Les indigènes se sont défendus avec des lances et des flèches, puis en utilisant des armes à feu récupérés sur les agresseurs. Dans leur rage, ils ont pris une installation pétrolière dans laquelle ils ont capturé un groupe de policiers qu’ils ont emmené dans la jungle où plusieurs d’entre eux ont été tués.

La population métisse de l’agglomération de Bagua, indignée par le massacre, a pris d’assaut le local de l’APRA, le parti au pouvoir, ainsi que des officines publiques et ont brûlé des véhicules. La police a assassiné plusieurs habitants, dont des enfants.

Le gouvernement a aussitôt décrété l’état de siège. Soutenus par cette mesure, les policiers sont entrés sans mandats dans les maisons pour capturer des indigènes qui s’y étaient réfugiés. On ignore le nombre de prisonniers, d’autant plus que les avocats ne peuvent entrer en contact avec eux. Des dizaines de personnes ont été signalées « disparues ».

Solidarité

Heureusement, la solidarité s’est exprimée de manière émouvante. Au Pérou, un front de solidarité s’est organisé. Le 11 juin, les manifestations de protestation contre le massacre ont eu lieu dans plusieurs villes du pays. A Lima, la capitale qui, traditionnellement, tourne le dos au reste du pays, 4000 personnes ont marché encadrés sous la menace de 2500 policiers, des affrontements se sont déroulés près du siège du parlement. A Arequipa, plus de 6000 personnes ont manifesté. Dans la région de La Joya, la route Panaméricaine a été bloquée. A Puno, il y a eu une grève et le siège du gouvernement a été attaqué. D’autres manifestations ont eu lieu à Piura, Chiclayo, Tarapoto, Pucallpa, Cusco, Moquegua et dans beaucoup d’autres villes.
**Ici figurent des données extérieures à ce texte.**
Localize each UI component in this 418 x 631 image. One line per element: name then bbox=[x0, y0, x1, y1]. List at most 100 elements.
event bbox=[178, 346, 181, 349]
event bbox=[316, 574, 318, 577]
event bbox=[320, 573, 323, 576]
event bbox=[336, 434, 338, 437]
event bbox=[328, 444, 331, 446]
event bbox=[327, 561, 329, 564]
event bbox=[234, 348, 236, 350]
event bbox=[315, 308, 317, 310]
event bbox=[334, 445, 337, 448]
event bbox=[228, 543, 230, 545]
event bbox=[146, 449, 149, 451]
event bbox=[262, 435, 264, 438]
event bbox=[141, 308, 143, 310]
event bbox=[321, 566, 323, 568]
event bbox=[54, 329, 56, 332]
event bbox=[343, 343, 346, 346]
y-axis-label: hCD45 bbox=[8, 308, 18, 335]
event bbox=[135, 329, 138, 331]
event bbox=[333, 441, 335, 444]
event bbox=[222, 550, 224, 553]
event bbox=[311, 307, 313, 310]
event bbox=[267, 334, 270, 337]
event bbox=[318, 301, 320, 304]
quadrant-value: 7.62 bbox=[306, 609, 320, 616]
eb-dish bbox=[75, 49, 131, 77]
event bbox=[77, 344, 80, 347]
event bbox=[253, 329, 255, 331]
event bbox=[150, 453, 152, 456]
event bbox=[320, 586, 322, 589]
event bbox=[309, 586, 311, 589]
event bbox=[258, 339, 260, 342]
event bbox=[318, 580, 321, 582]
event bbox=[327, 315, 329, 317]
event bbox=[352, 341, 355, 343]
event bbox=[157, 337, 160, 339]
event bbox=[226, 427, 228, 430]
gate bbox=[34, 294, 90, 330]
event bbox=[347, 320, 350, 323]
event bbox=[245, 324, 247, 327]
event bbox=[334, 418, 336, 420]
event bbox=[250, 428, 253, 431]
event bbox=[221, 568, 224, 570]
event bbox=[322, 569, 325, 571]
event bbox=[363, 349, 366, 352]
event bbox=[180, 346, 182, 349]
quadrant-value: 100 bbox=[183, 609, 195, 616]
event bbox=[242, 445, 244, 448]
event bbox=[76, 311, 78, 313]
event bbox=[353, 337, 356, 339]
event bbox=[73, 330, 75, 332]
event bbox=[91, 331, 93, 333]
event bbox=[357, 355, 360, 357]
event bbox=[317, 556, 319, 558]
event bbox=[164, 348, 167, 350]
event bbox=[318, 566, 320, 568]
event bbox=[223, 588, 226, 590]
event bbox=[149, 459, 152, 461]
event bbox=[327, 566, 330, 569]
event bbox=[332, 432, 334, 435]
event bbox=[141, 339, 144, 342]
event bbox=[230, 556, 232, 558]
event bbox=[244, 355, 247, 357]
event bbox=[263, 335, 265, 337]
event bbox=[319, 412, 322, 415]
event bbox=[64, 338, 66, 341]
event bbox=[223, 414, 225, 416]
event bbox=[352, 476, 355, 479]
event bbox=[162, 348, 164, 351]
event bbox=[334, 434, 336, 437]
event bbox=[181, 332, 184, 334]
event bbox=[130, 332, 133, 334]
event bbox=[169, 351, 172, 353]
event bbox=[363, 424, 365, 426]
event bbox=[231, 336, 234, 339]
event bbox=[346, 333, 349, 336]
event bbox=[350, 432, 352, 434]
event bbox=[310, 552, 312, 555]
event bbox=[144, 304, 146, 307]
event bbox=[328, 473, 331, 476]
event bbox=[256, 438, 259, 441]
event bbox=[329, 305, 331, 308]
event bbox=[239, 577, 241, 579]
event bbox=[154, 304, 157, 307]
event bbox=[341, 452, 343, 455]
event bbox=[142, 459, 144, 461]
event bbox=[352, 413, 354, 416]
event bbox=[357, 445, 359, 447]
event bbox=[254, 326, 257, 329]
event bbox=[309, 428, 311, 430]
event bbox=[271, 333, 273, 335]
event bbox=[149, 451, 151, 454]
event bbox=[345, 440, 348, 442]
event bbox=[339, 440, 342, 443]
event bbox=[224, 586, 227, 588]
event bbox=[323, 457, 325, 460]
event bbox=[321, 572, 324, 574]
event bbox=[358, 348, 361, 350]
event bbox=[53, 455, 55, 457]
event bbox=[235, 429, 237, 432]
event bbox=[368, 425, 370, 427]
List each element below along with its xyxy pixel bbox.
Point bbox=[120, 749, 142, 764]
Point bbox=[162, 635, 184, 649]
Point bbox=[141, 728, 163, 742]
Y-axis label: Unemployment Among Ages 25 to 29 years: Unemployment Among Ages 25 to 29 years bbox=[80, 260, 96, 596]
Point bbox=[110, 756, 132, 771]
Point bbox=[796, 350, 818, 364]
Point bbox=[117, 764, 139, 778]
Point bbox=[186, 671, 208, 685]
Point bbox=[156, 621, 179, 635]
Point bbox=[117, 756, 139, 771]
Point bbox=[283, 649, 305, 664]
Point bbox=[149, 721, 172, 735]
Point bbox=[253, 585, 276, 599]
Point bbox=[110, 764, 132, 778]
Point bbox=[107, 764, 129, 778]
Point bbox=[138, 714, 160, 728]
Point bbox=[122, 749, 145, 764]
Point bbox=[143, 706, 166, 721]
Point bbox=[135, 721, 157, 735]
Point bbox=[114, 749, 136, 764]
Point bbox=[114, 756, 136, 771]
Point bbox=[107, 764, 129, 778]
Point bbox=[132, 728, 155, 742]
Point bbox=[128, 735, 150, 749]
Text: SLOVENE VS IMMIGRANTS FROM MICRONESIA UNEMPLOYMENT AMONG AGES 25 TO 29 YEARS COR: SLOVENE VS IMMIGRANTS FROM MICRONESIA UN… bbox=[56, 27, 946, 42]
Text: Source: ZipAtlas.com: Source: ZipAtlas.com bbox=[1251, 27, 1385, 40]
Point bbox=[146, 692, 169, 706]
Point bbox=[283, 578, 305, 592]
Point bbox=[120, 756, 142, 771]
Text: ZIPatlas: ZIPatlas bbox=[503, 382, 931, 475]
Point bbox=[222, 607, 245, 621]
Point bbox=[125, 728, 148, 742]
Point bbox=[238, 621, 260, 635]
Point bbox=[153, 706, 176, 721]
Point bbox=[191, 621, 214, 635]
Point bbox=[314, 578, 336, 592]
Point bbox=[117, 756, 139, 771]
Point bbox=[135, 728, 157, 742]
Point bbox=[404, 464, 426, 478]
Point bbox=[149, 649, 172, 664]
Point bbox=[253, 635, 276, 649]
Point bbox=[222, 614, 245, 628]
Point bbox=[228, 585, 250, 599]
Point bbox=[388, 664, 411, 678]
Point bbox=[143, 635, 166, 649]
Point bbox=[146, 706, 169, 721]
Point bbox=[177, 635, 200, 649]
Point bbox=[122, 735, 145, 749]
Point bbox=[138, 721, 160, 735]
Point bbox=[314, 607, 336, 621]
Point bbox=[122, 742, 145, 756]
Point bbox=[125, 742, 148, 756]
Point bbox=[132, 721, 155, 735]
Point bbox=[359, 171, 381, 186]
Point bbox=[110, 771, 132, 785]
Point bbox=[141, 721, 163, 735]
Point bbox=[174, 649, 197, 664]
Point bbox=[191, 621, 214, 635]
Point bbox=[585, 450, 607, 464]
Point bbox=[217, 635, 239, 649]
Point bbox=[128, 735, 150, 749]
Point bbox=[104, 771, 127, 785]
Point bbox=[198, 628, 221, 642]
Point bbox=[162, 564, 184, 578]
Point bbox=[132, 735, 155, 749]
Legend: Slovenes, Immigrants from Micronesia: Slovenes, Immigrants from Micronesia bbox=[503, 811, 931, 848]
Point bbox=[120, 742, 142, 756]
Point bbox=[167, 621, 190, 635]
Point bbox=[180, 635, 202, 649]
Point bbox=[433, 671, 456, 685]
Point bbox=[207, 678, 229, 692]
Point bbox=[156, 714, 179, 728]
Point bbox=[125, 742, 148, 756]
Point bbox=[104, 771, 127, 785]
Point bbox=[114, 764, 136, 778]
A l’étranger, de nombreuses actions de protestation ont été organisées face aux ambassades péruviennes ; à New York, Los Angeles, Madrid, Barcelone, Paris, Grèce, Montréal, Costa Rica, Belgique…

Des protestations se sont élevées de la part de la chargée des affaires indigènes à l’ONU et de la Cour interaméricaine des droits de l’Homme. Des journaux étrangers ont dénoncé sans ambiguïté le massacre, comme La Jornada au Mexique. La colère a d’autant plus augmenté suite aux déclarations du président Garcia à la presse européenne selon lesquelles les indigènes « ne sont pas des citoyens de première catégorie ».

La jungle continue à se mobiliser, à Yurimaguas, dans la zone de Machiguenga del Cusco et dans d’autres régions. Les frères de l’Amazone et ceux qui les soutiennent exigent l’abrogation des décrets-lois 1090 et 1064 et d’autres encore, qui ouvrent la voie au saccage et au pillage de la jungle. Comme on l’a vu, malgré le fait qu’une commission parlementaire ait jugé certains d’entre eux comme non constitutionnels, le parlement a décidé de ne pas en débattre et s’est contenté de les « suspendre » comme le souhaitait l’APRA. Sept parlementaires qui ont protesté contre cette irrégularité ont été suspendus pour 120 jours, faisant en sorte que l’ultra-droite (l’APRA, Unité nationale et les fujimoristes) auront dans leurs mains l’élection du prochain bureau du parlement.

Le gouvernement a créé une « table du dialogue » de laquelle est exclue la principale organisation représentative des indigènes d’Amazonie, l’AIDESEP, dont le dirigeant a dû se réfugier à l’ambassade du Nicaragua puisque le gouvernement l’accuse des crimes du 5 juin ordonnés par Alan Garcia.

La lutte amazonienne continue, pour exiger le respect de la jungle. Les indigènes savent que ce qui est en jeu est leur propre survie. Nous espérons que la population mondiale prenne conscience du fait qu’ils luttent en défense de toute l’humanité car l’Amazonie et le poumon du monde.

BLANCO Hugo
* Hugo Blanco fut un des dirigeants du soulèvement paysan de la région de Cuzco, au Pérou, au début des années 1960, symbole de l’unité et du renouveau de la gauche révolutionnaire péruvienne en 1978-1980. Il a à plusieurs reprises été emprisonné, menacé de mort, exilé et libéré grâce a la solidarité internationale. Il a été un des dirigeants centraux du syndicalisme paysan péruvien et de la IVe Internationale.